Шкандыляя на негнущейся ноге, из сенника вышел Илюха Огнев. Маленькое птичье лицо его было в кровавых царапинах.
— Што тебе здесь надо? — заорал он, увидев меня.
И начал длинно материться, неразборчиво гундосить в нос. Мне всегда казалось, что чисто говорить Илюхе мешают зубы. Крупные, желтые, они лезли наружу, будто у Илюхи полный рот жареных тыквенных семечек. Потому и верхняя губа постоянно ползла к носу в звероватом оскале…
И теперь, лежа в постели, я пытался как-то связать этот случай с Тамаркиным замужеством. Но ничего у меня не получалось. Взрослые говорят: если выходить за человека замуж, надо его любить, размышлял я, а какая же это любовь, если Тамарка поцарапала Илюхе всю морду? Да, ну а что такое любовь? Вот я до вчерашнего дня любил Тамарку, мог бы и в прорубь сигануть, если б она сказала. Дурак, конечно, был. Что в ней хорошего? Глаза? Так они блестят, как стекляшки у плюшевого медвежонка — только и всего. Нет, любовь — это что-то не то…
Вечером в нашей избе собрались бабы. Видно, женитьба бригадира растревожила их не на шутку. Отвыкли они от подобных событий за три года войны.

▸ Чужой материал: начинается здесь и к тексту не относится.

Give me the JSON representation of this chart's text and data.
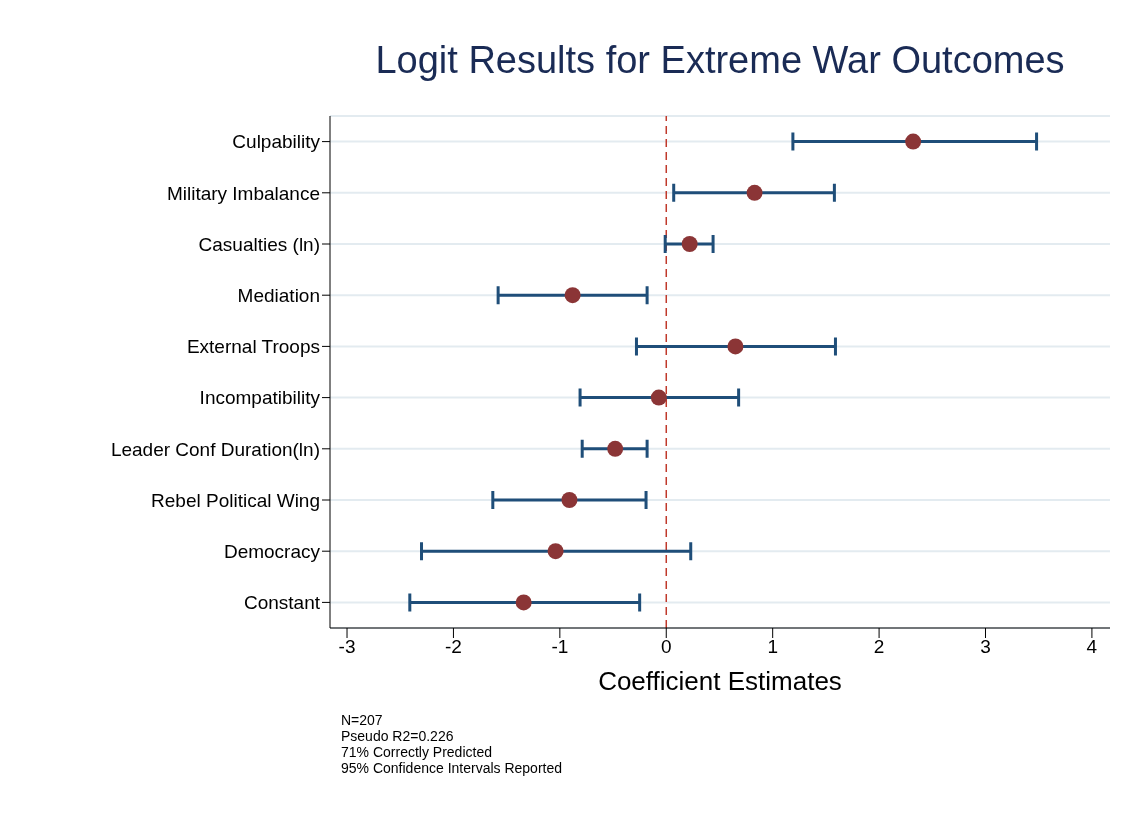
{
  "chart_data": {
    "type": "scatter",
    "title": "Logit Results for Extreme War Outcomes",
    "xlabel": "Coefficient Estimates",
    "orientation": "horizontal",
    "categories": [
      "Culpability",
      "Military Imbalance",
      "Casualties (ln)",
      "Mediation",
      "External Troops",
      "Incompatibility",
      "Leader Conf Duration(ln)",
      "Rebel Political Wing",
      "Democracy",
      "Constant"
    ],
    "color": "#8b3536",
    "values": [
      2.32,
      0.83,
      0.22,
      -0.88,
      0.65,
      -0.07,
      -0.48,
      -0.91,
      -1.04,
      -1.34
    ],
    "errors": [
      [
        1.19,
        3.48
      ],
      [
        0.07,
        1.58
      ],
      [
        -0.01,
        0.44
      ],
      [
        -1.58,
        -0.18
      ],
      [
        -0.28,
        1.59
      ],
      [
        -0.81,
        0.68
      ],
      [
        -0.79,
        -0.18
      ],
      [
        -1.63,
        -0.19
      ],
      [
        -2.3,
        0.23
      ],
      [
        -2.41,
        -0.25
      ]
    ],
    "xlim": [
      -3.16,
      4.17
    ],
    "xticks": [
      -3,
      -2,
      -1,
      0,
      1,
      2,
      3,
      4
    ],
    "ref_lines": [
      {
        "axis": "x",
        "value": 0,
        "color": "#c0392b",
        "line_style": "dashed"
      }
    ],
    "grid": "y",
    "marker": "circle",
    "legend": false,
    "annotations": [
      "N=207",
      "Pseudo R2=0.226",
      "71% Correctly Predicted",
      "95% Confidence Intervals Reported"
    ]
  }
}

Похудели, потускнели бабоньки, лица осунулись да заветрели на беспощадном степном солнце, одни лишь лбы у всех молочно белеют — почему-то в поле женщины всегда работают в повязанных до глаз платках. Только Мокрына, Прокопия Коптева жена, кажется, еще толще стала. «Животная, а не человек, — отзывалась о ней моя бабушка. — Ничо к ней не прилипает. Наварит картошечных очисток пополам с подсолнечными шляпками, навернет цельный чугунок — и хоть бы понос прохватил. Зимой в одних опорках на босу ногу гарцует, а уж работать возьмется — черенки у вил трещат. Жеребец, а не баба! Да только к работе-то не шибко прилежна. Анадысь захожу к ней — храпит себе на полу среди бела дня, ажно пузыри отскакивают. А в избе грязища — черт ногу сломает. Мухотищи расплодилось, так и гудет, глаза вышибает. «Мокрына, — говорю, — ты хоть бы порядок в избе-то навела, свежему человеку и зайти стыдно». — «Кому стыдно, — отвечает, — пущай не заходит». Вот и весь ее сказ!»
Теперь, сидя в нашей избе, Мокрына раскуривала огромную самокрутку, и дым валил из ее рта, как из печной трубы.
— Задушишь нас всех своим табачищем-то, — вышла из терпенья тетка Матрена Гайдабура.
— Нюхайте, нюхайте, а то уж, поди, забыли, как мужиком пахнет, — хриплым басом захохотала Мокрына.
— Дак, забудешь, — вздохнула Дунька Рябова, мамина подружка. — По нынешним временам — и дед Курило первый парень на селе.
— И вот
Тетка Матрена всхлипнула, промокнула глаза уголком платка.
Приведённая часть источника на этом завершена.